If we are to succeed this academic year, it will take teamwork, which requires humility and wisdom.
I will begin teaching 138 (for now) students tomorrow at 7:45am. Sitting in my empty classroom, behind a camera, I’ll look out to students on screens in their homes. This tenuous connection will be held together (hopefully) via Zoom. We will do this for approximately five weeks and then begin hybrid integration back into the physical learning space, for some. A portion of my students will remain distance learners all year.
This will be year 23 for me, and it feels like starting over. I remember when I was the youngster on my team at James Madison Middle in Tulsa, OK, with Ms. Wright, Ms. Washington, Ms. Wilkins and Dr. Colbert. They mothered and protected and taught me how to teach, and I am forever grateful. Their wisdom and example has proved invaluable.
Now I’m getting to be one of the old-timers, but I feel more like a newbie than ever.
I’m most proficient in two areas within my field. First, I strive to create an environment of order and intellectual challenge for my students, and they always know I care. Second, I’ve deeply studied history, and know how to connect it to their lives.
I have weaknesses too.
This year, one of those, my lack of technological savvy, is going to be right up front. This will be the thing my students get to see every day, and this is one of the reasons I need humility. When leading, we often feel the need to play the role of all-knowing expert.
We wonder if our charges - students, athletes, employees or parishioners - will begin to doubt us, and wander away from our group goals, so we contemplate trying to hold onto a facade of perfect proficiency.
It’s a compelling temptation, but I think it will cause us to fail.
So, I’ve decided to do what I’ve tried to do down through the years. When I don’t know something, I admit it, and ask somebody who does. In many cases, this year, those experts will be my students, who’ve grown up connected to tech.
They have something to teach us, too, and not just about tech.
One of the greatest blessings of the teaching profession is how much we are able to learn from our brilliant little idealists and cynics.
After we went virtual last semester, I had one lovely young student who would occasionally send emails gently explaining how my method of delivery in google classroom had extra steps that were confusing and unnecessary. When you get that message, there is a part of your nature that resists, wants to assert authority.

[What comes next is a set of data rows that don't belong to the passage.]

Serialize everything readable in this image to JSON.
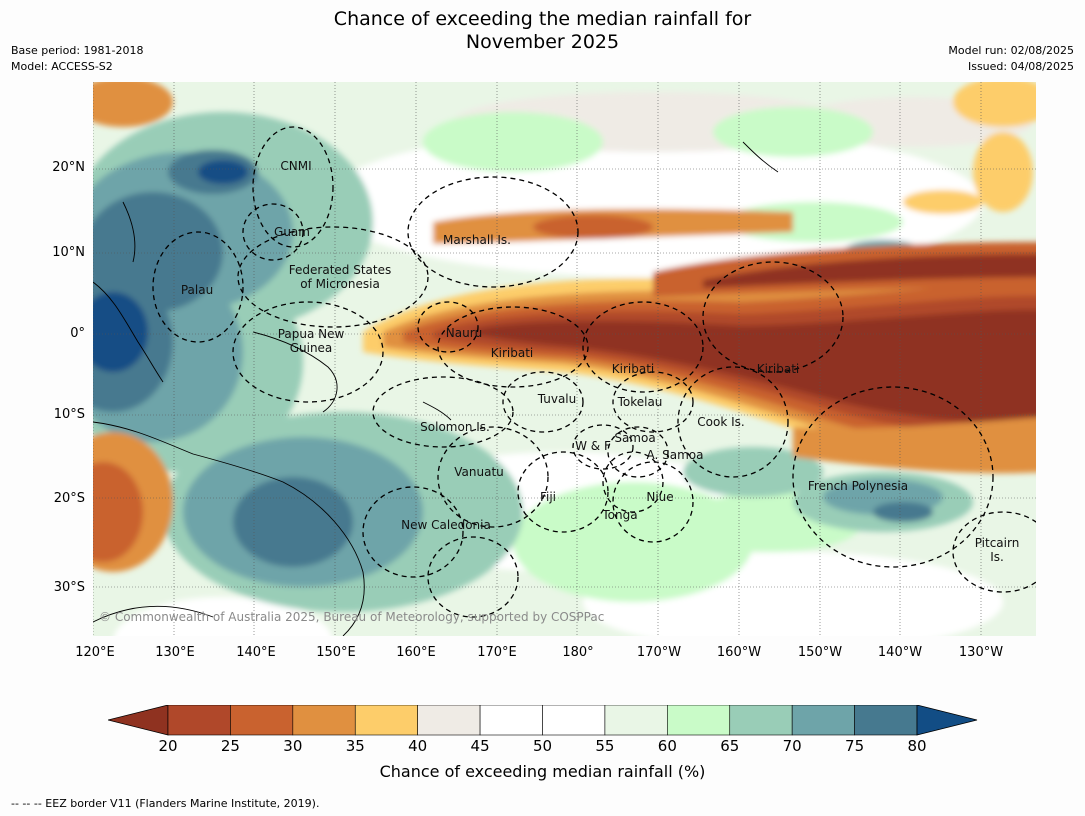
{
  "title_line1": "Chance of exceeding the median rainfall for",
  "title_line2": "November 2025",
  "base_period": "Base period: 1981-2018",
  "model": "Model: ACCESS-S2",
  "model_run": "Model run: 02/08/2025",
  "issued": "Issued: 04/08/2025",
  "lat_labels": [
    "20°N",
    "10°N",
    "0°",
    "10°S",
    "20°S",
    "30°S"
  ],
  "lon_labels": [
    "120°E",
    "130°E",
    "140°E",
    "150°E",
    "160°E",
    "170°E",
    "180°",
    "170°W",
    "160°W",
    "150°W",
    "140°W",
    "130°W"
  ],
  "regions": {
    "cnmi": "CNMI",
    "guam": "Guam",
    "marshall": "Marshall Is.",
    "fsm_line1": "Federated States",
    "fsm_line2": "of Micronesia",
    "palau": "Palau",
    "nauru": "Nauru",
    "png_line1": "Papua New",
    "png_line2": "Guinea",
    "kiribati_west": "Kiribati",
    "kiribati_central": "Kiribati",
    "kiribati_east": "Kiribati",
    "tuvalu": "Tuvalu",
    "tokelau": "Tokelau",
    "solomon": "Solomon Is.",
    "cook": "Cook Is.",
    "wf": "W & F",
    "samoa": "Samoa",
    "amsamoa": "A. Samoa",
    "vanuatu": "Vanuatu",
    "fiji": "Fiji",
    "niue": "Niue",
    "french_polynesia": "French Polynesia",
    "tonga": "Tonga",
    "new_caledonia": "New Caledonia",
    "pitcairn_line1": "Pitcairn",
    "pitcairn_line2": "Is."
  },
  "copyright": "© Commonwealth of Australia 2025, Bureau of Meteorology, supported by COSPPac",
  "colorbar": {
    "ticks": [
      "20",
      "25",
      "30",
      "35",
      "40",
      "45",
      "50",
      "55",
      "60",
      "65",
      "70",
      "75",
      "80"
    ],
    "under_color": "#8f3220",
    "over_color": "#124d85",
    "colors": [
      "#b0482a",
      "#c9622f",
      "#e09040",
      "#fdcd6a",
      "#efebe5",
      "#ffffff",
      "#ffffff",
      "#e9f6e6",
      "#c9fbc8",
      "#99cdb7",
      "#6ea4a9",
      "#46798f"
    ],
    "label": "Chance of exceeding median rainfall (%)"
  },
  "eez_note": "--  --  -- EEZ border V11 (Flanders Marine Institute, 2019)."
}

I beg my fellow teachers, and also parents, to pause and listen. For me, this year, I’ll start out inviting counsel from all my little tech whizzes. I’ll remind them that while I bring skills they need, their role is also vital , for me and for their peers.
We need one another.
This academic year will be memorable, and it will be difficult. I’m hopeful it will also give us a unique opportunity for meaningful connection, service, growth and wisdom.
There is a proverb that says “Pride leads to disgrace, but with humility comes wisdom.” Saint James, the brother of Christ, reiterates this, asking “Who is wise and understanding among you? Let them show it by their good life, by deeds done in the humility that comes from wisdom.”
It’s circular. Wisdom and humility reinforce one another.
Pride and foolishness do too.
We’re in a troubling time, not only because of COVID, but also because so many of us get dragged into political shouting matches filled with vanity, scorn and bitterness. It is wearying, and it wounds. Sometimes, there are new wounds opened up on top of old ones.
We need the peace that passes understanding right now.
I pray a blessing on all educators and students and parents of students (also now educators) beginning this extraordinary year. Let us love, grant mercy, and listen with patience. Ultimately, grant that we may learn humility and wisdom from one another, finding peace for our souls.